- In Wales, you can leave school on the last Friday in June on the academic year when you are 16
- Your ‘children’s rights’ still apply even if you leave school to work full time when you are 16
- The laws that protect you if you leave school to work mainly come from UK law and not from the UNCRC
In Wales, you can leave school and start full time employment once you reach the last Friday in June in the academic year when you turn 16. Technically, you are still a ‘child’ – and you still have children’s rights until your 18th birthday. This means that there are still some restrictions on the amount or time you can work, and when you can work.
You can leave full time education on the last Friday in June in the academic year when you turn 16. In Wales, there is no requirement to continue in any kind of education or training beyond this age, so you can go straight into full time employment if that’s what you’d like to do. After this point, it’s your choice whether you stay in education in Wales. If you’d like to stay in some kind of education, or mix work and training, there are lots of options open to you. You can read more about the options for education and training once you’re 16 here.
If you want to stay in education but need financial support to do so, you might be eligible for Education Maintenance Allowance.
You should be protected from any kind of work that can harm your health or development. You also have the right to rest. This means that until you are 18, there will still be some kinds of work you can’t do. You might not be able to work as much as you would like because of limits on the number of hours you can work until you are 18.
Once you are 16, you can work a maximum 40 hour week, and no more than 8 hours a day. You should be given a 30 minute break once you have worked for 4.5 hours, and you must have 12 hours’ rest between each working day, and at last a 48 hour rest period each week. You can’t normally work between 10 p.m. and 7 a.m., unless you work in agriculture, retail trading, postal or newspaper delivery, a catering business, hotel, public house, restaurant or a bakery. If for some reason you do have to work beyond 10 p.m. – because there is no one else available to do the work, you must stop at midnight. You should not be made to work between midnight and 4 a.m.
Once you reach school leaving age, you will be entitled to receive the National Minimum Wage (NMW) until you are 25. At 25, you will be able to claim the National Living Wage. The NMW is a fixed amount and depends on how old you are. From 1st April 2017, the NMW for 16 and 17 years olds is £4.05/hour and for 18-20 year olds, it is £5.60. The levels usually change every April so it is worth checking to see what the current levels are.
Your employer can choose to pay you more than the NMW depending on the type of job you are doing, but it doesn’t have to. You have to decide whether you are prepared to work for the amount of money that is offered. You could talk to your friend and find out what they are being paid, to see if what you are being offered seems fair.
You will need to check with your employer when you will be paid (and how you will be paid) but many employers pay monthly, which means you won’t get paid until you have been at work for a month.
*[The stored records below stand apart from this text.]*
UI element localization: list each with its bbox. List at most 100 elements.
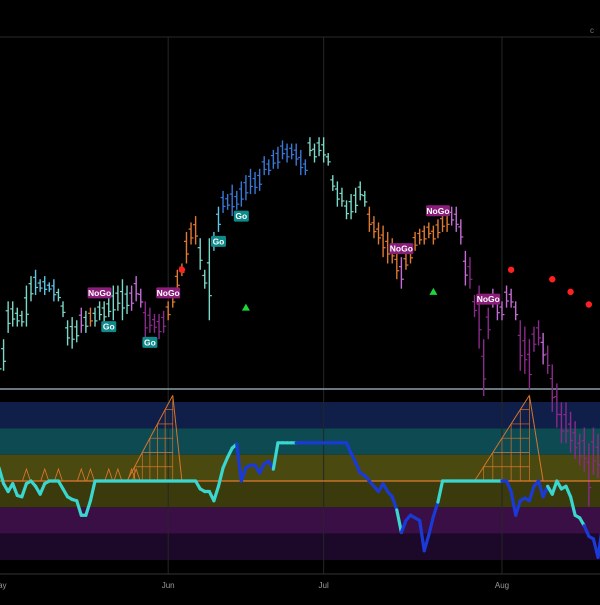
go-label-text: Go bbox=[235, 211, 247, 221]
price-bar bbox=[15, 308, 20, 327]
price-bar bbox=[275, 147, 280, 169]
price-bar bbox=[134, 276, 139, 301]
price-bar bbox=[527, 339, 532, 389]
price-bar bbox=[298, 150, 303, 175]
red-dot-marker bbox=[179, 267, 185, 273]
price-bar bbox=[61, 301, 66, 317]
price-bar bbox=[234, 191, 239, 210]
price-bar bbox=[358, 181, 363, 200]
go-label: Go bbox=[101, 321, 116, 332]
x-tick-label: Jun bbox=[162, 581, 175, 590]
price-bar bbox=[289, 144, 294, 160]
price-bar bbox=[285, 144, 290, 163]
price-bar bbox=[536, 320, 541, 345]
green-triangle-marker bbox=[242, 304, 250, 311]
nogo-label-text: NoGo bbox=[88, 288, 111, 298]
x-tick-label: Jul bbox=[319, 581, 329, 590]
price-bar bbox=[253, 172, 258, 194]
go-label: Go bbox=[234, 211, 249, 222]
price-bar bbox=[509, 289, 514, 308]
nogo-label-text: NoGo bbox=[426, 206, 449, 216]
price-bar bbox=[463, 251, 468, 286]
price-bar bbox=[339, 188, 344, 207]
price-bar bbox=[225, 194, 230, 210]
price-bar bbox=[93, 308, 98, 327]
price-bar bbox=[97, 301, 102, 320]
price-bar bbox=[10, 301, 15, 326]
price-bar bbox=[353, 188, 358, 213]
price-bar bbox=[198, 238, 203, 270]
price-bar bbox=[184, 232, 189, 264]
price-bar bbox=[326, 153, 331, 166]
price-bar bbox=[19, 311, 24, 327]
gonogo-chart: NoGoGoGoNoGoGoGoNoGoNoGoNoGo MayJunJulAu… bbox=[0, 0, 600, 600]
price-bar bbox=[129, 286, 134, 311]
nogo-label: NoGo bbox=[476, 294, 500, 305]
price-bar bbox=[307, 137, 312, 156]
price-bar bbox=[426, 222, 431, 238]
price-bar bbox=[79, 308, 84, 333]
nogo-label-text: NoGo bbox=[390, 244, 413, 254]
osc-band bbox=[0, 534, 600, 560]
price-bar bbox=[1, 339, 6, 371]
price-bar bbox=[499, 301, 504, 320]
price-bar bbox=[312, 144, 317, 163]
price-bar bbox=[47, 282, 52, 291]
price-bar bbox=[120, 279, 125, 320]
go-label-text: Go bbox=[213, 236, 225, 246]
price-bar bbox=[531, 327, 536, 352]
price-bar bbox=[138, 289, 143, 308]
price-bar bbox=[6, 301, 11, 333]
price-bar bbox=[271, 150, 276, 169]
green-triangle-marker bbox=[429, 288, 437, 295]
nogo-label: NoGo bbox=[426, 205, 450, 216]
x-tick-label: Aug bbox=[495, 581, 509, 590]
price-bar bbox=[166, 301, 171, 320]
price-bar bbox=[371, 216, 376, 238]
price-bar bbox=[202, 270, 207, 289]
price-bar bbox=[280, 140, 285, 159]
price-bar bbox=[56, 289, 61, 302]
price-bar bbox=[189, 222, 194, 244]
corner-label: c bbox=[590, 26, 594, 35]
price-bar bbox=[376, 222, 381, 244]
price-bar bbox=[0, 364, 2, 370]
price-bar bbox=[317, 137, 322, 156]
price-bar bbox=[24, 286, 29, 327]
nogo-label: NoGo bbox=[88, 287, 112, 298]
red-dot-marker bbox=[567, 289, 573, 295]
price-bar bbox=[239, 181, 244, 206]
go-label: Go bbox=[142, 337, 157, 348]
price-bar bbox=[335, 181, 340, 206]
price-bar bbox=[417, 229, 422, 245]
price-bar bbox=[147, 308, 152, 333]
price-bar bbox=[294, 144, 299, 166]
price-bar bbox=[102, 301, 107, 323]
price-bar bbox=[435, 219, 440, 238]
price-bar bbox=[330, 175, 335, 191]
price-bar bbox=[248, 169, 253, 194]
price-bar bbox=[344, 200, 349, 219]
price-bar bbox=[262, 156, 267, 175]
price-bar bbox=[522, 327, 527, 374]
price-bar bbox=[161, 311, 166, 333]
price-bar bbox=[545, 346, 550, 374]
price-bar bbox=[394, 251, 399, 279]
price-bar bbox=[321, 137, 326, 162]
price-bar bbox=[230, 185, 235, 217]
red-dot-marker bbox=[549, 276, 555, 282]
osc-band bbox=[0, 402, 600, 428]
price-bar bbox=[207, 238, 212, 320]
price-bar bbox=[74, 320, 79, 342]
osc-band bbox=[0, 455, 600, 481]
nogo-label: NoGo bbox=[156, 287, 180, 298]
price-bar bbox=[152, 314, 157, 333]
price-bar bbox=[367, 207, 372, 232]
price-bar bbox=[458, 219, 463, 244]
price-bar bbox=[88, 308, 93, 327]
price-bar bbox=[422, 226, 427, 245]
price-bar bbox=[257, 169, 262, 191]
price-bar bbox=[381, 226, 386, 258]
price-bar bbox=[221, 191, 226, 213]
price-bar bbox=[467, 257, 472, 289]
If this is going to cause you problems, talk to your employer – often there will be a scheme in place to give you an advance of wages, or a loan perhaps if you need to buy some suitable clothes or a travel card to get to work, or just to live for the first month.
Apprenticeships are a specific type or employment which combines work and on the job training as well as college or other education. You can find out more about apprenticeships here.
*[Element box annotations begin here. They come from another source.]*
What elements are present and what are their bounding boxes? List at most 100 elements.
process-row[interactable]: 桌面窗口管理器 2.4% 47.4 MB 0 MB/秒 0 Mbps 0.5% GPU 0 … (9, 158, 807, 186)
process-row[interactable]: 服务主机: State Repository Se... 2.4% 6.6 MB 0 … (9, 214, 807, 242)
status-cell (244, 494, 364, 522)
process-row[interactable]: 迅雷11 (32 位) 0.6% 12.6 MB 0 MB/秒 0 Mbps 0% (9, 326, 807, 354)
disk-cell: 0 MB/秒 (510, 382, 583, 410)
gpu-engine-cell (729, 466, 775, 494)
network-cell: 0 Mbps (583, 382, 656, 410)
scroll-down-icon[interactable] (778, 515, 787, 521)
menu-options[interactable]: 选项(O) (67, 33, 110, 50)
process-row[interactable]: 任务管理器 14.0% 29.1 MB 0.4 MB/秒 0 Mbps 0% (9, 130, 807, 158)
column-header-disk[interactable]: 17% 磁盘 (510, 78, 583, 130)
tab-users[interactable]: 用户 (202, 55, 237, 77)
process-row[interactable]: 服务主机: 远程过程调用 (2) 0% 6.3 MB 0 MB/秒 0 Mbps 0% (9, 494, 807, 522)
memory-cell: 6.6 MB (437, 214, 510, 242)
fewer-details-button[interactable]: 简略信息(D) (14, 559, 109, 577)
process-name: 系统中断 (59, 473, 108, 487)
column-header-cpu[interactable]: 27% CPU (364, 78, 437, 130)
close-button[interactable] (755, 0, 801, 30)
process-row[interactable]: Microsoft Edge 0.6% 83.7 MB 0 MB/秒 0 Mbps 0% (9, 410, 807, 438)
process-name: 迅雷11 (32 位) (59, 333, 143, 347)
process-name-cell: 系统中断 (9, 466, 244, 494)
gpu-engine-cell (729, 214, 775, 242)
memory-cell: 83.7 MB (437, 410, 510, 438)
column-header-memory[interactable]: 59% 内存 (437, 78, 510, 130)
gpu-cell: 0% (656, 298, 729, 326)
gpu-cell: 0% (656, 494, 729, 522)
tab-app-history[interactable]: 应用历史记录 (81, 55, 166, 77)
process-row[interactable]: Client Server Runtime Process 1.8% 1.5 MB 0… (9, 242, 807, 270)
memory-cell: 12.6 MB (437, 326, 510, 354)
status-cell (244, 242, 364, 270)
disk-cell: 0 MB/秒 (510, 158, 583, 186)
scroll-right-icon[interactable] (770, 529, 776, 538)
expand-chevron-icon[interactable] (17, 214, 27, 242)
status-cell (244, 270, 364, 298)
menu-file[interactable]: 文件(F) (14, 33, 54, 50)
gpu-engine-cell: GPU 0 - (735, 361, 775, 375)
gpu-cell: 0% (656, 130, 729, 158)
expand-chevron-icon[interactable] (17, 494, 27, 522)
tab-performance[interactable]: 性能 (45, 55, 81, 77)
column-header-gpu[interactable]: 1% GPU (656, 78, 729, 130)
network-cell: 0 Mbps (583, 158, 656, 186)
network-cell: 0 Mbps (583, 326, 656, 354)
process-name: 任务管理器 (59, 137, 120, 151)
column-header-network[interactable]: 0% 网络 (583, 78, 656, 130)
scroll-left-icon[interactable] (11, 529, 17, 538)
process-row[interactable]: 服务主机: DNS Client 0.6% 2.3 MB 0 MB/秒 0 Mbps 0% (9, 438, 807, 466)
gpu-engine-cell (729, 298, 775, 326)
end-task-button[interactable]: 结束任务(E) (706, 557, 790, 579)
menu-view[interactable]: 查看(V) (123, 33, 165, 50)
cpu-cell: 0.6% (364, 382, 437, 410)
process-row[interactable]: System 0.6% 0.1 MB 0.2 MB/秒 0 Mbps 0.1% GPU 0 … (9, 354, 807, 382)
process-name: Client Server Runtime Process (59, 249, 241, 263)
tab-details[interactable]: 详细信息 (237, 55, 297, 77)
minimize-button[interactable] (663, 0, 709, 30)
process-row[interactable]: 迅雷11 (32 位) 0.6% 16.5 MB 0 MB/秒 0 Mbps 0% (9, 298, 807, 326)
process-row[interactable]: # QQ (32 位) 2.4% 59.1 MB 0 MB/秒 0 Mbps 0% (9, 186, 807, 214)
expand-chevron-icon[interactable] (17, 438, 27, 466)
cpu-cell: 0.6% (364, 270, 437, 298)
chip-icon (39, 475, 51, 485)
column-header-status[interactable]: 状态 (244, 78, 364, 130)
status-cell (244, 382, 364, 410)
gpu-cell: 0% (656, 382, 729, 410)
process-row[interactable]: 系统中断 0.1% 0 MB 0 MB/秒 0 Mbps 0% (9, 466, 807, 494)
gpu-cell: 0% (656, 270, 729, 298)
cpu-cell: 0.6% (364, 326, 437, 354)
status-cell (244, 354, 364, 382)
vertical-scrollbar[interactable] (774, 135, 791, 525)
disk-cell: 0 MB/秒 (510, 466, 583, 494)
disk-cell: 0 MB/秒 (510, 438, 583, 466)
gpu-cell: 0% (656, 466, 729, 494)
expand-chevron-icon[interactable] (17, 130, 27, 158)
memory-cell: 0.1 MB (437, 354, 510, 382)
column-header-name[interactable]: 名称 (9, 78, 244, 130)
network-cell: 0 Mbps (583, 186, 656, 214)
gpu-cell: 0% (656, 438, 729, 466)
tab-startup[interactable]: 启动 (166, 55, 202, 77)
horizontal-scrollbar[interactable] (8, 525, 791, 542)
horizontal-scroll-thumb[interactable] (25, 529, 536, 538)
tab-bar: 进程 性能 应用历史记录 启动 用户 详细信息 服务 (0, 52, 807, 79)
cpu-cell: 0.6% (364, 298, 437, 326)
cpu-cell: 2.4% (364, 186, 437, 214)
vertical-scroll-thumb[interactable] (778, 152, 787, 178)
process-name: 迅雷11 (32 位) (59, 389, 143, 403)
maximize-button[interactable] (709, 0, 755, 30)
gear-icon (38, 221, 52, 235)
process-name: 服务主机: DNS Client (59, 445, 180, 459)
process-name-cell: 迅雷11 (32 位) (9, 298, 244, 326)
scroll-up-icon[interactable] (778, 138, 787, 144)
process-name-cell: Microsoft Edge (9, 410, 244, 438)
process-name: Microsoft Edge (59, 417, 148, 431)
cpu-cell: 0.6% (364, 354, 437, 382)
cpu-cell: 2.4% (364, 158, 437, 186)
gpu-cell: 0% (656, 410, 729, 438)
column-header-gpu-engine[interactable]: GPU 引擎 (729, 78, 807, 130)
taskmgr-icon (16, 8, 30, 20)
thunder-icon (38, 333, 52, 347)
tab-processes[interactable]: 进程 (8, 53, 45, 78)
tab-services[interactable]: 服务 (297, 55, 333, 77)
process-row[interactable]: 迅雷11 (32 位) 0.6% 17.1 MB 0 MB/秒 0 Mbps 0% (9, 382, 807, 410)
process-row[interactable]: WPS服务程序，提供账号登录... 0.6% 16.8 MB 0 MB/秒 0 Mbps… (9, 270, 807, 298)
Once you are 16, there are a number of employment rights that apply to you. Some of these will depend on whether you are an employee or a worker. If you are self-employed, you do not have these employment rights – but be careful because sometimes, employers will try and claim that you are self-employed, even if you are actually a worker.
All employees are workers, but not all workers are employees. Employees have the most employment rights and protections. You can find out more about whether you are an employee or a worker and the kind of employment rights you have here.
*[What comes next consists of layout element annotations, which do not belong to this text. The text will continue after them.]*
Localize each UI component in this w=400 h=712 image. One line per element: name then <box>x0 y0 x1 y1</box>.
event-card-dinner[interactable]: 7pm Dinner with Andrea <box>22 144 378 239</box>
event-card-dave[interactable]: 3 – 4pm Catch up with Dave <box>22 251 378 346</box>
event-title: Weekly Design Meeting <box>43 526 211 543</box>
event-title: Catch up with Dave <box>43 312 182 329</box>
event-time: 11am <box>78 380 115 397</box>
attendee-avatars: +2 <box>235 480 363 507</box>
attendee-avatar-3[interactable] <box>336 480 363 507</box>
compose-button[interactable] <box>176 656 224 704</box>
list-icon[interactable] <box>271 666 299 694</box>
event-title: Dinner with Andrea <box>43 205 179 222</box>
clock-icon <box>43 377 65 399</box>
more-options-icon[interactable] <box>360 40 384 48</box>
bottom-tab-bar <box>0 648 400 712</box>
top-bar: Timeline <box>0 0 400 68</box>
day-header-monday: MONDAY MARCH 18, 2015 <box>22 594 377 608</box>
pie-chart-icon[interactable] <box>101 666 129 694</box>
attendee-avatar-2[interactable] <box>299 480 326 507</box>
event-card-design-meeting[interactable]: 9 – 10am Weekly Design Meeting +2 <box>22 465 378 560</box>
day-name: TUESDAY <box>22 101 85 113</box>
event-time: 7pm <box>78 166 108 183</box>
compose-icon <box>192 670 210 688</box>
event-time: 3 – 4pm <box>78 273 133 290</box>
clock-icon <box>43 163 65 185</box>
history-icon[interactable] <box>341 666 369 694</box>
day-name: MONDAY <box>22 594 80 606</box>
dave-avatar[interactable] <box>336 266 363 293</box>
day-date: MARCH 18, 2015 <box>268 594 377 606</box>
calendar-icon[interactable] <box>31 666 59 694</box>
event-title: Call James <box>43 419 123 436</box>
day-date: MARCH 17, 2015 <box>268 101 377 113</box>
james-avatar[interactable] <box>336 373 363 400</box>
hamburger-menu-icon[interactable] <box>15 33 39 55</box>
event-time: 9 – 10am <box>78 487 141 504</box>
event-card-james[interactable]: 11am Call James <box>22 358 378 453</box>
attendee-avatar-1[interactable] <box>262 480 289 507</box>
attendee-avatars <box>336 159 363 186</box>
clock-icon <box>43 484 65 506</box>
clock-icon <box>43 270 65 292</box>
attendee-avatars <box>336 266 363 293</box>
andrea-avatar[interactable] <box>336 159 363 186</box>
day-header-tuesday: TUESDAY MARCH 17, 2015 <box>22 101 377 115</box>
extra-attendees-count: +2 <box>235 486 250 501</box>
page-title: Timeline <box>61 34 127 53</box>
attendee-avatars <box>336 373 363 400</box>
The basic employment rights for all workers and employees include:
- the National Minimum Wage
- protection against unlawful deductions from wages
- the statutory minimum level of paid holiday
- the statutory minimum length of rest breaks
- protection against unlawful discrimination
- protection for ‘whistleblowing’- if you report wrongdoing in the workplace
- not to be treated less favourably if you work part-time
- Statutory Sick Pay
- Statutory Maternity Pay
- Statutory Paternity Pay
- Statutory Adoption Pay
- Shared Parental Pay
Your employer should let you know what will be expected of you when you start work. Most employers will give you some kind of an induction to show you around and explain how things work and the rules that apply in the workplace. Every workplace is different but some things that will be important to pay attention to from the beginning will be
- The time you are supposed to start work
- What you are supposed to wear for work
- How you will get to work – whether there is parking available or if your workplace is on public transport routes
- Whether you can buy lunch on site or nearby – or whether you need to take a packed lunch with you.